スライムを殺して手に入る魔石は『Fランク魔石』だが別に良い。別に良いと言うか『ゲーム』レベル1に使う魔石はFランクのものなので何の問題もない。
そう言えば、言ってなかったがスライムはライトノベルとかに良くある感じの見た目だと思って欲しい、唯目とか口とかの顔はないタイプのだけど。温厚で彼方から襲って来ないノンアクティブな魔物なので一方的に殺せるのだ。
正直魔石さえあれば良いので残った死骸はそこら辺に捨て置く事にした。
家から使ってない『マジックポーチ』—ラノベでよくある空間拡張されてるやつ—を持って来たので魔石を沢山集めれるのだ。
『ゲーム』レベル1のアビリティは〈アーケード〉だ。
タチの悪い事に『ゲーム』スキルは遊ぶのにも魔石を使うし、拡張するのにも魔石を使う。

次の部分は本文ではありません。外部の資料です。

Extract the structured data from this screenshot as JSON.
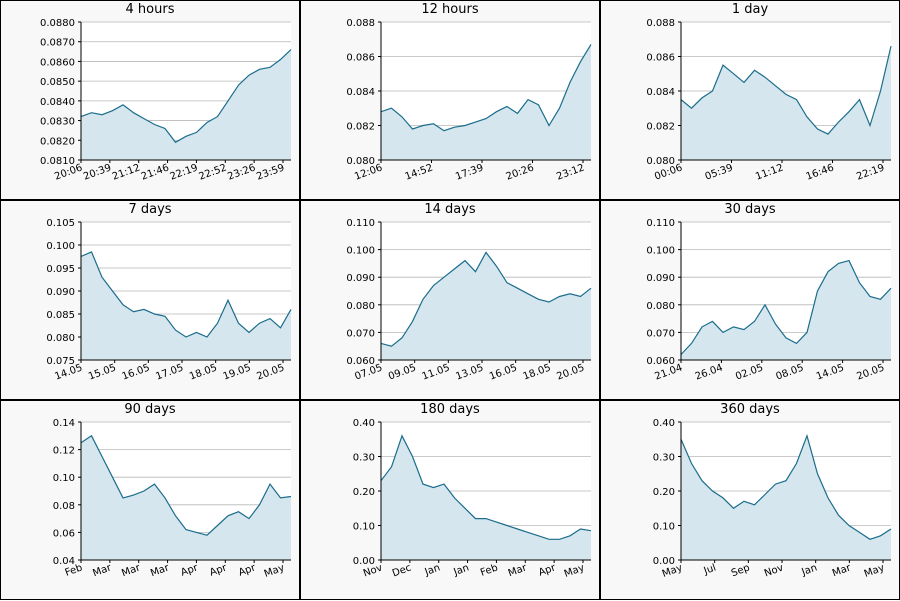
{
  "style": {
    "line_color": "#1a6d8c",
    "fill_color": "#d6e6ee",
    "grid_color": "#b8b8b8",
    "plot_bg": "#ffffff",
    "panel_bg": "#f8f8f8"
  },
  "chart_data": [
    {
      "type": "area",
      "title": "4 hours",
      "ylim": [
        0.081,
        0.088
      ],
      "yticks": [
        "0.0810",
        "0.0820",
        "0.0830",
        "0.0840",
        "0.0850",
        "0.0860",
        "0.0870",
        "0.0880"
      ],
      "xticks": [
        "20:06",
        "20:39",
        "21:12",
        "21:46",
        "22:19",
        "22:52",
        "23:26",
        "23:59"
      ],
      "x": [
        0,
        0.05,
        0.1,
        0.15,
        0.2,
        0.25,
        0.3,
        0.35,
        0.4,
        0.45,
        0.5,
        0.55,
        0.6,
        0.65,
        0.7,
        0.75,
        0.8,
        0.85,
        0.9,
        0.95,
        1
      ],
      "values": [
        0.0832,
        0.0834,
        0.0833,
        0.0835,
        0.0838,
        0.0834,
        0.0831,
        0.0828,
        0.0826,
        0.0819,
        0.0822,
        0.0824,
        0.0829,
        0.0832,
        0.084,
        0.0848,
        0.0853,
        0.0856,
        0.0857,
        0.0861,
        0.0866
      ]
    },
    {
      "type": "area",
      "title": "12 hours",
      "ylim": [
        0.08,
        0.088
      ],
      "yticks": [
        "0.080",
        "0.082",
        "0.084",
        "0.086",
        "0.088"
      ],
      "xticks": [
        "12:06",
        "14:52",
        "17:39",
        "20:26",
        "23:12"
      ],
      "x": [
        0,
        0.05,
        0.1,
        0.15,
        0.2,
        0.25,
        0.3,
        0.35,
        0.4,
        0.45,
        0.5,
        0.55,
        0.6,
        0.65,
        0.7,
        0.75,
        0.8,
        0.85,
        0.9,
        0.95,
        1
      ],
      "values": [
        0.0828,
        0.083,
        0.0825,
        0.0818,
        0.082,
        0.0821,
        0.0817,
        0.0819,
        0.082,
        0.0822,
        0.0824,
        0.0828,
        0.0831,
        0.0827,
        0.0835,
        0.0832,
        0.082,
        0.083,
        0.0845,
        0.0857,
        0.0867
      ]
    },
    {
      "type": "area",
      "title": "1 day",
      "ylim": [
        0.08,
        0.088
      ],
      "yticks": [
        "0.080",
        "0.082",
        "0.084",
        "0.086",
        "0.088"
      ],
      "xticks": [
        "00:06",
        "05:39",
        "11:12",
        "16:46",
        "22:19"
      ],
      "x": [
        0,
        0.05,
        0.1,
        0.15,
        0.2,
        0.25,
        0.3,
        0.35,
        0.4,
        0.45,
        0.5,
        0.55,
        0.6,
        0.65,
        0.7,
        0.75,
        0.8,
        0.85,
        0.9,
        0.95,
        1
      ],
      "values": [
        0.0835,
        0.083,
        0.0836,
        0.084,
        0.0855,
        0.085,
        0.0845,
        0.0852,
        0.0848,
        0.0843,
        0.0838,
        0.0835,
        0.0825,
        0.0818,
        0.0815,
        0.0822,
        0.0828,
        0.0835,
        0.082,
        0.084,
        0.0866
      ]
    },
    {
      "type": "area",
      "title": "7 days",
      "ylim": [
        0.075,
        0.105
      ],
      "yticks": [
        "0.075",
        "0.080",
        "0.085",
        "0.090",
        "0.095",
        "0.100",
        "0.105"
      ],
      "xticks": [
        "14.05",
        "15.05",
        "16.05",
        "17.05",
        "18.05",
        "19.05",
        "20.05"
      ],
      "x": [
        0,
        0.05,
        0.1,
        0.15,
        0.2,
        0.25,
        0.3,
        0.35,
        0.4,
        0.45,
        0.5,
        0.55,
        0.6,
        0.65,
        0.7,
        0.75,
        0.8,
        0.85,
        0.9,
        0.95,
        1
      ],
      "values": [
        0.0975,
        0.0985,
        0.093,
        0.09,
        0.087,
        0.0855,
        0.086,
        0.085,
        0.0845,
        0.0815,
        0.08,
        0.081,
        0.08,
        0.083,
        0.088,
        0.083,
        0.081,
        0.083,
        0.084,
        0.082,
        0.086
      ]
    },
    {
      "type": "area",
      "title": "14 days",
      "ylim": [
        0.06,
        0.11
      ],
      "yticks": [
        "0.060",
        "0.070",
        "0.080",
        "0.090",
        "0.100",
        "0.110"
      ],
      "xticks": [
        "07.05",
        "09.05",
        "11.05",
        "13.05",
        "16.05",
        "18.05",
        "20.05"
      ],
      "x": [
        0,
        0.05,
        0.1,
        0.15,
        0.2,
        0.25,
        0.3,
        0.35,
        0.4,
        0.45,
        0.5,
        0.55,
        0.6,
        0.65,
        0.7,
        0.75,
        0.8,
        0.85,
        0.9,
        0.95,
        1
      ],
      "values": [
        0.066,
        0.065,
        0.068,
        0.074,
        0.082,
        0.087,
        0.09,
        0.093,
        0.096,
        0.092,
        0.099,
        0.094,
        0.088,
        0.086,
        0.084,
        0.082,
        0.081,
        0.083,
        0.084,
        0.083,
        0.086
      ]
    },
    {
      "type": "area",
      "title": "30 days",
      "ylim": [
        0.06,
        0.11
      ],
      "yticks": [
        "0.060",
        "0.070",
        "0.080",
        "0.090",
        "0.100",
        "0.110"
      ],
      "xticks": [
        "21.04",
        "26.04",
        "02.05",
        "08.05",
        "14.05",
        "20.05"
      ],
      "x": [
        0,
        0.05,
        0.1,
        0.15,
        0.2,
        0.25,
        0.3,
        0.35,
        0.4,
        0.45,
        0.5,
        0.55,
        0.6,
        0.65,
        0.7,
        0.75,
        0.8,
        0.85,
        0.9,
        0.95,
        1
      ],
      "values": [
        0.062,
        0.066,
        0.072,
        0.074,
        0.07,
        0.072,
        0.071,
        0.074,
        0.08,
        0.073,
        0.068,
        0.066,
        0.07,
        0.085,
        0.092,
        0.095,
        0.096,
        0.088,
        0.083,
        0.082,
        0.086
      ]
    },
    {
      "type": "area",
      "title": "90 days",
      "ylim": [
        0.04,
        0.14
      ],
      "yticks": [
        "0.04",
        "0.06",
        "0.08",
        "0.10",
        "0.12",
        "0.14"
      ],
      "xticks": [
        "Feb",
        "Mar",
        "Mar",
        "Mar",
        "Apr",
        "Apr",
        "Apr",
        "May"
      ],
      "x": [
        0,
        0.05,
        0.1,
        0.15,
        0.2,
        0.25,
        0.3,
        0.35,
        0.4,
        0.45,
        0.5,
        0.55,
        0.6,
        0.65,
        0.7,
        0.75,
        0.8,
        0.85,
        0.9,
        0.95,
        1
      ],
      "values": [
        0.125,
        0.13,
        0.115,
        0.1,
        0.085,
        0.087,
        0.09,
        0.095,
        0.085,
        0.072,
        0.062,
        0.06,
        0.058,
        0.065,
        0.072,
        0.075,
        0.07,
        0.08,
        0.095,
        0.085,
        0.086
      ]
    },
    {
      "type": "area",
      "title": "180 days",
      "ylim": [
        0.0,
        0.4
      ],
      "yticks": [
        "0.00",
        "0.10",
        "0.20",
        "0.30",
        "0.40"
      ],
      "xticks": [
        "Nov",
        "Dec",
        "Jan",
        "Jan",
        "Feb",
        "Mar",
        "Apr",
        "May"
      ],
      "x": [
        0,
        0.05,
        0.1,
        0.15,
        0.2,
        0.25,
        0.3,
        0.35,
        0.4,
        0.45,
        0.5,
        0.55,
        0.6,
        0.65,
        0.7,
        0.75,
        0.8,
        0.85,
        0.9,
        0.95,
        1
      ],
      "values": [
        0.23,
        0.27,
        0.36,
        0.3,
        0.22,
        0.21,
        0.22,
        0.18,
        0.15,
        0.12,
        0.12,
        0.11,
        0.1,
        0.09,
        0.08,
        0.07,
        0.06,
        0.06,
        0.07,
        0.09,
        0.085
      ]
    },
    {
      "type": "area",
      "title": "360 days",
      "ylim": [
        0.0,
        0.4
      ],
      "yticks": [
        "0.00",
        "0.10",
        "0.20",
        "0.30",
        "0.40"
      ],
      "xticks": [
        "May",
        "Jul",
        "Sep",
        "Nov",
        "Jan",
        "Mar",
        "May"
      ],
      "x": [
        0,
        0.05,
        0.1,
        0.15,
        0.2,
        0.25,
        0.3,
        0.35,
        0.4,
        0.45,
        0.5,
        0.55,
        0.6,
        0.65,
        0.7,
        0.75,
        0.8,
        0.85,
        0.9,
        0.95,
        1
      ],
      "values": [
        0.35,
        0.28,
        0.23,
        0.2,
        0.18,
        0.15,
        0.17,
        0.16,
        0.19,
        0.22,
        0.23,
        0.28,
        0.36,
        0.25,
        0.18,
        0.13,
        0.1,
        0.08,
        0.06,
        0.07,
        0.09
      ]
    }
  ]
}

一つのアーケードゲームを解禁するのにFランク魔石を最低10個使い。
1プレイにも魔石を最低1個使う。
まあ、それでもやるのだが。
今私が持っている魔石は30個…ぴーぴー鳴くスライムを一体一体さくさくとなぶり殺してやった結果である。
今解放できるアーケードゲームは正直前世で言うならかなり古いものしかない…がレベルが上がるなり何なりすればもっと新しいゲームが遊べる様になるだろう。
悩みに悩んだ末に選んだゲームは解禁に魔石を20個も使う『スペーシアン』に決めた。
『スペーシアン』は余りアーケードゲームに興味のなかった私でも知ってる作品であり、スペースロケット「スペーシップ」を左右に動かし画面上部のエイリアンを単発の「デブリミサイル」で撃墜するゲームだ。
エイリアンのミサイルや体当たりを受けるとスペーシップは破壊され、画面左下の残機が1つ減り残機が無い状態でミスをするとゲームオーバー。コンティニューやネームエントリーは無いと言うシンプルな仕様だ。
幾ら時代が経とうと古いゲームがプレミアム扱いされる様に正直五年も絶ゲーム生活を強制された私も楽しめるだろう。